MAMUJU — Badan Penanggulangan Bencana Daerah (BPBD) Provinsi Sulawesi Barat menerima kunjungan Ketua DPRD Kabupaten Mamuju Tengah Nirmalasari Aras dan Sekretaris Daerah Kabupaten Mamuju Tengah Litha Febriani di Command Center Pusdalops, Jumat (18/9/2026). Kunjungan ini menjadi bagian dari penguatan koordinasi antara Pemerintah Kabupaten Mamuju Tengah dan BPBD Provinsi Sulawesi Barat.
Dalam kegiatan tersebut, Nirmalasari dan Litha berkesempatan melakukan roll call dengan Person in Charge (PIC) Mamuju Tengah melalui Command Center Pusdalops BPBD Sulbar. Roll call digelar untuk memperoleh informasi terkini soal kondisi kebencanaan, kesiapsiagaan personel, serta kendala dan perkembangan situasi di wilayah Kabupaten Mamuju Tengah.
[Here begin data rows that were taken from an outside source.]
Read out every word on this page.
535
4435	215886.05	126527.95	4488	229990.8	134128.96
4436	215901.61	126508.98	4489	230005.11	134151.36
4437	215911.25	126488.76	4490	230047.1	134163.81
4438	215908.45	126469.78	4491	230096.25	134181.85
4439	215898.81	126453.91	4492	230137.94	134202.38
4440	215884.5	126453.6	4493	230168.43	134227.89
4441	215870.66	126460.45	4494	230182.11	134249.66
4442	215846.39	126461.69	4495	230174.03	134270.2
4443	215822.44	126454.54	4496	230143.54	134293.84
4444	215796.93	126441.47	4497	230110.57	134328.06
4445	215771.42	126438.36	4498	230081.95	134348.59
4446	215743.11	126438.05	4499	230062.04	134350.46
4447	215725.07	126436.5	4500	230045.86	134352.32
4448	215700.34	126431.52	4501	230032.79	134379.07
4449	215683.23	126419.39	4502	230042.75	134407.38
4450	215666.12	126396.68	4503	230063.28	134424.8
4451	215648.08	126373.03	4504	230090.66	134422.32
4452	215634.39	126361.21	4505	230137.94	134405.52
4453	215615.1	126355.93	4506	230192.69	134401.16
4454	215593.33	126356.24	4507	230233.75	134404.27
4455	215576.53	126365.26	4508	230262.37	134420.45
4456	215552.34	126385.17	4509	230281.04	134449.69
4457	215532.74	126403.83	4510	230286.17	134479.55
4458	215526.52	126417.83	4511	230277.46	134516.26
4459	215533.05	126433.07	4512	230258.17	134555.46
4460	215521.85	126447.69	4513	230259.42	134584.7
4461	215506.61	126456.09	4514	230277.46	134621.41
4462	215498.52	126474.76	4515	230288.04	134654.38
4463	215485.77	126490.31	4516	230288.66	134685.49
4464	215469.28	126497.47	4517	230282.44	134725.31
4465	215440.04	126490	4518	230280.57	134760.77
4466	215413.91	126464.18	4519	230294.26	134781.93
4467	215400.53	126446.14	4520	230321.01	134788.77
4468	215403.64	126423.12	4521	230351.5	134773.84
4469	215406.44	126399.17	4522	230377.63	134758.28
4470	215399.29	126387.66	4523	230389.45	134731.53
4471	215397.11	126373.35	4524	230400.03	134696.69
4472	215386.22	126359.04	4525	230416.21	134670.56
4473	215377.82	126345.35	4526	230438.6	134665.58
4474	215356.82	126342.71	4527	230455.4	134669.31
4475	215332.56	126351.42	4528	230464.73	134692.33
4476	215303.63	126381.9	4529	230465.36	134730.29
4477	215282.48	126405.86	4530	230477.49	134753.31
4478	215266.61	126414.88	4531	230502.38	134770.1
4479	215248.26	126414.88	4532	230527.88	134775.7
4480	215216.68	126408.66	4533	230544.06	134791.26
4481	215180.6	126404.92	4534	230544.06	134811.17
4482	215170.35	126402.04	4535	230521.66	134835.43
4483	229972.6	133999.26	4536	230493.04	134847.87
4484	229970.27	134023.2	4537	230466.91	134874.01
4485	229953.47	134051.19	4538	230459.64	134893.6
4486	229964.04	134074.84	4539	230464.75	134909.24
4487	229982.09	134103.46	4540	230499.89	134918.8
Kepala Pelaksana BPBD Provinsi Sulawesi Barat, Muhammad Yasir Fattah, menyatakan keberadaan Command Center Pusdalops merupakan bagian penting dalam mendukung sistem pemantauan, komunikasi, dan koordinasi penanggulangan bencana di Sulawesi Barat.
"Kita ingin memastikan bahwa komunikasi dan koordinasi antara provinsi dan kabupaten berjalan dengan baik. Melalui Pusdalops, informasi dari lapangan dapat dipantau dan diteruskan secara cepat sehingga dapat menjadi dasar dalam menentukan langkah penanganan yang diperlukan," ujar Yasir Fattah.
Menurut Yasir, penguatan koordinasi tersebut sejalan dengan arahan Gubernur Sulawesi Barat Suhardi Duka agar seluruh jajaran pemerintah daerah terus meningkatkan kesiapsiagaan dan membangun kolaborasi dalam menghadapi berbagai potensi bencana.
Dalam roll call, Ketua DPRD dan Sekda Mamuju Tengah berkomunikasi langsung dengan PIC Mamuju Tengah di Command Center Pusdalops BPBD Sulbar. Kegiatan itu menjadi sarana memastikan jalur komunikasi antara petugas di daerah dan pusat pemantauan berjalan baik.
Informasi dari wilayah menjadi bagian penting dalam mendukung pemantauan situasi dan penyusunan langkah penanganan apabila terjadi kejadian bencana. Data yang masuk dari lapangan menjadi dasar bagi pemerintah provinsi maupun kabupaten untuk menentukan respons yang diperlukan.
Yasir Fattah menambahkan, sinergi antara BPBD provinsi dan BPBD kabupaten perlu terus diperkuat, tidak hanya saat terjadi bencana, tetapi juga pada tahap kesiapsiagaan dan mitigasi.
"Koordinasi jangan hanya dilakukan ketika bencana sudah terjadi. Kita perlu membangun komunikasi sejak tahap kesiapsiagaan, sehingga ketika terjadi keadaan darurat, seluruh unsur sudah memahami peran dan mekanisme koordinasinya," katanya.
Ia menutup dengan menekankan pentingnya kecepatan informasi dan akurasi data dalam memperkuat perlindungan masyarakat Sulawesi Barat dari risiko bencana.
"Dengan komunikasi yang cepat, data yang akurat dan koordinasi yang kuat, kita bersama-sama dapat memperkuat perlindungan masyarakat Sulawesi Barat dari risiko bencana," tutup Yasir Fattah.